Final Destination: Bloodlines (2025)
***/****
starring Brec Bassinger, Richard Harmon, April Telek, Tony Todd
screenplay by Guy Busick & Lori Evans Taylor
directed by Zach Lipovsky & Adam B. Stein
by Walter Chaw I love the Final Destination franchise that James Wong started with writing partner Glen Morgan–all six films, but particularly the two Wong directed. Wong and Morgan were, of course, instrumental in the creation of “The X Files” and its stickier, gloomier spiritual brother, “Millennium”. I love the absolute nihilism of Final Destination‘s premise and its suggestion that Death is a mysterious force more interested in contriving incredible machines to complete its dread duty than in, you know, just giving someone a heart attack. But is it Death in a playful, Ingmar Bergman sense, playing chess on the beach in the middle of a mass-casualty event with a survivor of a genocidal campaign who’s come home to find he’s brought the plague with him? What kind of person must one be for Death to want to hang out with them? The type of person who’s very good for business.

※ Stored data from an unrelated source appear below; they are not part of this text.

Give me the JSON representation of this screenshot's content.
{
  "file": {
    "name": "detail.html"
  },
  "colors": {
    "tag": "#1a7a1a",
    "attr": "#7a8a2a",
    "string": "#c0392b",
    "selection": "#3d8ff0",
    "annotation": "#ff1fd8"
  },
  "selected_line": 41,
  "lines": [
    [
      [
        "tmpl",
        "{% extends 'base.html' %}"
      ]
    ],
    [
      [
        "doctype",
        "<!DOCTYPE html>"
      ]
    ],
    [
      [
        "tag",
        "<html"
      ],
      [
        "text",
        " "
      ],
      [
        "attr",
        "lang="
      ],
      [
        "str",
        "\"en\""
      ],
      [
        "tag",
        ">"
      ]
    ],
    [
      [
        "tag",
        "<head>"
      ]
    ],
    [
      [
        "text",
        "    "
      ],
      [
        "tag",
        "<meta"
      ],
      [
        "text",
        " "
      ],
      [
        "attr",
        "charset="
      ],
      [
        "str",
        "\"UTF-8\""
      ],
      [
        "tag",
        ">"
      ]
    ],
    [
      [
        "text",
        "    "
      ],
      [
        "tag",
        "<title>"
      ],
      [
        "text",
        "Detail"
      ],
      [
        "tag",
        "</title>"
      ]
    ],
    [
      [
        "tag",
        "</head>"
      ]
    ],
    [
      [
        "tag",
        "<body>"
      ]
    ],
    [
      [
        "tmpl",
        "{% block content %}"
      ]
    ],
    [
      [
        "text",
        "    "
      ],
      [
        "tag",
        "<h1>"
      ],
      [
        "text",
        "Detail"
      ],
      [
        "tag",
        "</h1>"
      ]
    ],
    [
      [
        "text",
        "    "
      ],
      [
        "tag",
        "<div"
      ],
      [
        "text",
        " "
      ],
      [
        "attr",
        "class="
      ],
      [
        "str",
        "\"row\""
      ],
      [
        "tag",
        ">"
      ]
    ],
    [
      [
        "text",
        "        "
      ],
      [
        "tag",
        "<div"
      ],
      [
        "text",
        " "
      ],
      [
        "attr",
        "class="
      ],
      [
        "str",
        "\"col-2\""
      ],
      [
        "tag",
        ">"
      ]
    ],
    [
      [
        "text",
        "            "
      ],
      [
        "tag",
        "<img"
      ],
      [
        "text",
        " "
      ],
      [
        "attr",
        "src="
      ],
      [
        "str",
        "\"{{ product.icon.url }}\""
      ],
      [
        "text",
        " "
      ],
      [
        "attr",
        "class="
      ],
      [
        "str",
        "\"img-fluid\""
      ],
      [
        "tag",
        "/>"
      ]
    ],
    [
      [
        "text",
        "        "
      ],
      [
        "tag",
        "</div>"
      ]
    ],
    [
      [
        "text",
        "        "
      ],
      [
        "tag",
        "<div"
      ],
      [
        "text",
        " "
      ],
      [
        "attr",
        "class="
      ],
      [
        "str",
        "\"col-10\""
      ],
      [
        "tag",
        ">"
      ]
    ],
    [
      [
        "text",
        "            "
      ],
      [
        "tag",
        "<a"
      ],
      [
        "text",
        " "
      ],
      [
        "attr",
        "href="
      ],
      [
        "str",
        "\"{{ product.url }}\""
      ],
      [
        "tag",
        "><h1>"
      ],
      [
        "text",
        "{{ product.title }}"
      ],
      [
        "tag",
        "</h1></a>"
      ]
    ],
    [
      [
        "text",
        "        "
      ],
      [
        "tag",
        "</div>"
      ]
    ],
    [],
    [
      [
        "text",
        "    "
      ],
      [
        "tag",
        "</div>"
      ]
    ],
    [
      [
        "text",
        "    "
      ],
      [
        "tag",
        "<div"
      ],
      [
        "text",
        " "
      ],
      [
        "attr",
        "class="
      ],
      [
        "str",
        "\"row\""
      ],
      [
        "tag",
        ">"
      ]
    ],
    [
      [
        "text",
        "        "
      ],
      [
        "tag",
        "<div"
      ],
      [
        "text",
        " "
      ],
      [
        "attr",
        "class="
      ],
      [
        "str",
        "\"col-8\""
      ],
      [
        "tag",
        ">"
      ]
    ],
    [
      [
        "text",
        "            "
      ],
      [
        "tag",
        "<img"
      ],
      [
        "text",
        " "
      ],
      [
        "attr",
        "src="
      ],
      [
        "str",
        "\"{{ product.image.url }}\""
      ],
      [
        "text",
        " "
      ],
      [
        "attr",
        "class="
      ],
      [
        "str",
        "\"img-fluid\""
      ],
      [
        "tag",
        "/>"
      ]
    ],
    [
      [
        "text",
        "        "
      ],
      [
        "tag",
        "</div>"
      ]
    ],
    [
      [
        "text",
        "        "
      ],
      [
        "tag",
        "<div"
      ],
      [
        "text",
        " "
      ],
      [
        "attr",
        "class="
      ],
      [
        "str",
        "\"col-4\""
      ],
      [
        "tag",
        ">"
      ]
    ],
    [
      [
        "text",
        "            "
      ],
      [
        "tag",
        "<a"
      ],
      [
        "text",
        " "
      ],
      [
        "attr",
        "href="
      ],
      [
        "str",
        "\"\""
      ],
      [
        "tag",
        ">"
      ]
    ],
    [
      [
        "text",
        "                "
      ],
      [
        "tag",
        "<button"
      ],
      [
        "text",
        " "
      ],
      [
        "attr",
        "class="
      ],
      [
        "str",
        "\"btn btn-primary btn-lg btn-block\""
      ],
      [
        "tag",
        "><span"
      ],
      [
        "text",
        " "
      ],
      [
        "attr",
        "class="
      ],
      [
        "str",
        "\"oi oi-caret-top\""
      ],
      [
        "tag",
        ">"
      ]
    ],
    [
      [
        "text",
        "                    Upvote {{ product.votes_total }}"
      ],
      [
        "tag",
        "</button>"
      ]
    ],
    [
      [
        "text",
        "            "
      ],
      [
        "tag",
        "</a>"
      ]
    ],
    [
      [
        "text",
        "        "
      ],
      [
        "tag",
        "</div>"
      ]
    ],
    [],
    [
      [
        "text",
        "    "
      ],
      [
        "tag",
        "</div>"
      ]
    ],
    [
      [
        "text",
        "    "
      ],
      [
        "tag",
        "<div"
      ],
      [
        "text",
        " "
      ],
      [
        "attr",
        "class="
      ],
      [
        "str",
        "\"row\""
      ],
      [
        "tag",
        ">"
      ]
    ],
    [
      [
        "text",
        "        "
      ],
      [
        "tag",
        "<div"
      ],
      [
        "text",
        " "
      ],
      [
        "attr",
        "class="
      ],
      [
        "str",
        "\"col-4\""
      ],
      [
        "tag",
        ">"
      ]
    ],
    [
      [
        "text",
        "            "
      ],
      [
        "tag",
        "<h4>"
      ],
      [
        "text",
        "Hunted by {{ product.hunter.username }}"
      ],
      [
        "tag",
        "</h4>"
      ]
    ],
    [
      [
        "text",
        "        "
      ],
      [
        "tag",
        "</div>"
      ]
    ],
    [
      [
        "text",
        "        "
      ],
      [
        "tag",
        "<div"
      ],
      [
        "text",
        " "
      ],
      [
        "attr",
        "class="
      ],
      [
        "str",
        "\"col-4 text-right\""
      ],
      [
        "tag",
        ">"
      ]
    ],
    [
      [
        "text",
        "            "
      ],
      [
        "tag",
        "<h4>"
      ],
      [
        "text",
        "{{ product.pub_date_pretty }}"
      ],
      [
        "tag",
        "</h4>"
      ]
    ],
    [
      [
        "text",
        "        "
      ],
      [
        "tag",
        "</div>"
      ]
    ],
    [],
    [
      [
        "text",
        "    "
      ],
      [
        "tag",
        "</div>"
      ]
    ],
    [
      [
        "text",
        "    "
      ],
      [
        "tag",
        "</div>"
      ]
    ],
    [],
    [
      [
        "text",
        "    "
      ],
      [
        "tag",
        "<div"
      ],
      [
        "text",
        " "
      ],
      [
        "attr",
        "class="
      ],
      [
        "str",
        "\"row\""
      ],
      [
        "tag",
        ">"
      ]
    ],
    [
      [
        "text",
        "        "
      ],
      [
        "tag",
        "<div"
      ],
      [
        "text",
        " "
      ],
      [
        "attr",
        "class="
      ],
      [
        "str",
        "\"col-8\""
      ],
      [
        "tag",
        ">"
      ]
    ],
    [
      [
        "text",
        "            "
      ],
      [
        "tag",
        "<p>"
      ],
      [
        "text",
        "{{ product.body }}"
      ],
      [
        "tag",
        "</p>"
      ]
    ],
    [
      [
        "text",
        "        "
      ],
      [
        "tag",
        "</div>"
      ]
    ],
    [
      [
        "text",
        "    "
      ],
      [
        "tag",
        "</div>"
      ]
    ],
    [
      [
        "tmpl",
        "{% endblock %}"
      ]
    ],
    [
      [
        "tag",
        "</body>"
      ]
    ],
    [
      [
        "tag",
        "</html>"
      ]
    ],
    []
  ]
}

No, Final Destination is more Death as an artificial intelligence, I think–an algorithm fed vaguely conflicting instructions that labours to maintain this corner of the Matrix of which it’s in charge: fix glitches but, and here’s the rub, don’t let the subjects know there’s been a glitch and that it’s being fixed. So it’s not a sentience, exactly, but a subroutine in a larger system. A celestial calculator. The biggest twist left for the series would be the identification of the being that made our lives an accounting problem it sent a somewhat limited clockwork to manage in the first place.